John Zabawa — After a career with the Seniors’ Resource Center that began in 1981, John Zabawa, 66, retired from his role as president and CEO of the Seniors’ Resource Center on Aug. 31.
Monica Roers, a woman with more than 20 years of experience in leadership roles with nonprofit organizations, assumed the position on July 11.
The Seniors’ Resource Center is a nonprofit provider of information, services and advocacy for seniors. Its programs and services, which are designed to help seniors remain independent and living in their own homes, expand to 10 counties in the Denver metro area.

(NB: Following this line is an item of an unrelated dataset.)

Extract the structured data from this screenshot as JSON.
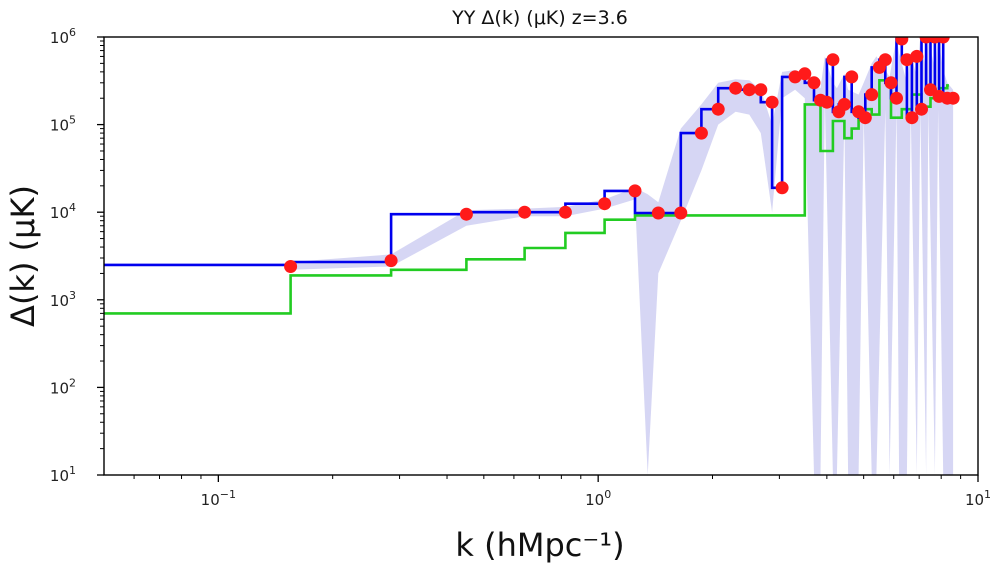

Col. Don Davis — In February, the Jefferson County Board of County Commissioners selected Col. Don Davis, 49, to become the new county manager. Davis assumed the role on May 1.
He replaced Ralph Schell, who retired in March. Schell was the county manager for seven years, and had a 30-year career with parks and open space.
Davis has a 27-year military career under his belt, during which he held various leadership roles. He was deployed overseas five times, and received a number of awards and medals. He moved to Colorado two years ago with his family when he was assigned the role of Chief of Strategy and Campaign Plans for United States Northern Command and North American Aerospace Defense Command based in Colorado Springs.
Jeffco EDC — Sam Bailey was appointed as president and CEO of the Jefferson County Economic Development Corporation (Jeffco EDC) in 2016. It became effective on Jan. 3, 2017.
However, Bailey resigned about seven months later, and in August joined the Metro Denver EDC to become its vice president of economic development.
Steve Friesen — Steve Friesen, 64, a published author retired from his position as director of the Buffalo Bill Museum and Grave at the end of September. His career with the museum began in 1995.
Friesen has plans to write, travel, and continue to do museum consulting.
Perlmutter’s brief campaign
U.S. Rep. Ed Perlmutter (D) of Arvada entered into the 2018 Colorado gubanatorial race, only to withwdraw three months later on July 11.
He also announced that he would not to run for re-election to keep his seat as house representative for Colorado’s 7th Congressional District. However, on Aug. 21, Perlmutter announced his decision to run for re-election to keep his House seat.
The Colorado’s 7th Congressional District covers much of Jefferson County, including Golden, Lakewood, Wheat Ridge and Arvada, as well as much of Westminster, Thornton and Northglenn.
“I love this state,” Perlmutter said. “As a Democrat in a Republican congress under the Trump White House, I’m going to make the best of it that I can.”